In a nutshell: It's a case of another day, another problem caused by the proliferation of generative AI. More and more people are using the technology to file lawsuits in which they represent themselves, and, unsurprisingly, courts are being clogged with many of these frivolous suits.

The New York Times highlights the case of Donald Sauve, a Minnesota man who sued his ex-wife, her lawyer, and a state judge after an earlier legal challenge was rejected as frivolous. His first handwritten complaint, which sought $275,000 in damages, was dismissed in less than a month for lack of jurisdiction.

Three months later, Sauve returned with help from ChatGPT and Claude. This time, his complaint was neatly typed and accompanied by 50 additional filings, including what he called a "case law synthesis" supporting his claim. The case was dismissed, again, but before that happened, every filing had to be read, captioned by a clerk, and entered into the public docket.

Sauve's example is a perfect illustration of the problem courts are now facing. AI has made it easier for people without lawyers to produce documents that look and sound like they were prepared by legal experts, even when the underlying claims are weak, confused, or baseless. In Sauve's case, Judge Patrick J. Schiltz, chief of Minnesota's US District Court, ordered that any further filings would be "shredded without any additional notice."

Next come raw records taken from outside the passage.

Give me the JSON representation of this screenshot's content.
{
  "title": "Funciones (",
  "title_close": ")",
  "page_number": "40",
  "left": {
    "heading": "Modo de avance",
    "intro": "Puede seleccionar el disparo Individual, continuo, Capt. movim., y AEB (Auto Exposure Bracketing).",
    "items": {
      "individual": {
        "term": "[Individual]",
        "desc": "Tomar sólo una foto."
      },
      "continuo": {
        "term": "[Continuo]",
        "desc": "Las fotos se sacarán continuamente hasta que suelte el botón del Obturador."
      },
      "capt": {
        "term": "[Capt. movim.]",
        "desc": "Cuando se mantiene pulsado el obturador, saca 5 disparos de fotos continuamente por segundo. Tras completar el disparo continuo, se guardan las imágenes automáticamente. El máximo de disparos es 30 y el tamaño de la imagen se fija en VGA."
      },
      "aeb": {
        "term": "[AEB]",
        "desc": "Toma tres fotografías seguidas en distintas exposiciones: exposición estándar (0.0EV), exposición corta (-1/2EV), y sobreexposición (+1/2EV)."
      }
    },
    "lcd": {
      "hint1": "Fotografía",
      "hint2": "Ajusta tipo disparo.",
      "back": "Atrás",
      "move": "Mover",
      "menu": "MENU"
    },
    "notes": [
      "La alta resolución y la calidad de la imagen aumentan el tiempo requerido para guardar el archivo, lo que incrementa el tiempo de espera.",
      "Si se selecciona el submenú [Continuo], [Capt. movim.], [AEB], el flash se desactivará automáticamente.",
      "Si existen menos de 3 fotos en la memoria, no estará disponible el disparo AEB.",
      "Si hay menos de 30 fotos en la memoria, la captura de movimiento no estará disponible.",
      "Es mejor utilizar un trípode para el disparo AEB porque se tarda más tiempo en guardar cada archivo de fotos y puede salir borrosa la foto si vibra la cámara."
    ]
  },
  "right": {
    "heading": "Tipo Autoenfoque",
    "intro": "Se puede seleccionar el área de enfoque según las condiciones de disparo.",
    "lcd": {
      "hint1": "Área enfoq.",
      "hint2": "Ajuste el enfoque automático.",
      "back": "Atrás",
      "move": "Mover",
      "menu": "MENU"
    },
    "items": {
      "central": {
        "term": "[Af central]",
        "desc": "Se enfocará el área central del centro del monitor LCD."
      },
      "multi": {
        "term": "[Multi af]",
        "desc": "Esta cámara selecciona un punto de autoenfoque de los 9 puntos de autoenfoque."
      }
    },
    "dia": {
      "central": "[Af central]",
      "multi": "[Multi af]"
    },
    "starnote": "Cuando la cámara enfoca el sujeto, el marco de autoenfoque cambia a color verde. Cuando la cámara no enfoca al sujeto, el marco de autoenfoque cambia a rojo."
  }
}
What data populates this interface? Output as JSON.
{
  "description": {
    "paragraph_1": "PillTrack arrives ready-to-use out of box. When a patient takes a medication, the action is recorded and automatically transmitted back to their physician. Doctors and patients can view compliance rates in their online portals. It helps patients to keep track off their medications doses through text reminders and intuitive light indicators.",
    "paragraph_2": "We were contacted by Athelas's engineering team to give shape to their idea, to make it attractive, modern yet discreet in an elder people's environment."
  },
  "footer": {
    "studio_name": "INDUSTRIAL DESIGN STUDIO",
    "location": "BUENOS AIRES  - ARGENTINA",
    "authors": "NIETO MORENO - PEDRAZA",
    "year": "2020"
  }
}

Lawsuits filed by people representing themselves rather than using a lawyer are called pro se cases. They are common in federal courts, but most come from prisoners using prison law libraries to challenge conditions, convictions, or alleged civil rights violations. The AI-driven concern focuses more on non-prisoner pro se litigants. These are usually ordinary people who either can't afford legal help or believe they can argue their own case, and can now use chatbots to generate large volumes of court-ready paperwork.

A new working paper from MIT's Anand Shah and USC's Joshua Levy examined the scale of the issue. Looking at more than 4.5 million non-prisoner federal civil cases from fiscal 2005 through fiscal 2026, along with 46 million PACER docket entries, the researchers found that non-prisoner pro se cases rose from a long-term average of around 11% to 16.8% in fiscal 2025.

The study also found that pro se cases are creating more work once they enter the system. The volume of docket entries per court generated by these cases in the first 180 days had risen 158% above the pre-AI average by 2025. In a sample of 1,600 complaints from 2019 to 2026, more than 18% of 2026 complaints were flagged as likely containing AI-generated text.

The counterargument here is that AI could help people who can't afford attorneys access a legal system that is often intimidating and expensive. Judge Michael Y. Scudder of the Seventh US Circuit Court of Appeals wrote this year that the technology offers "great promise" for improving access to justice.

But courts are already warning that self-represented litigants remain responsible for AI-generated errors. In January, the Seventh Circuit said accuracy and honesty still matter after a pro se filing appeared to contain AI-generated false citations.

As we reported last year, AI-generated legal filings were already making a mess of the judicial system by producing fake cases, phantom precedents, and fabricated citations. Today, the problem has moved beyond lawyers cutting corners to almost anyone with access to a chatbot.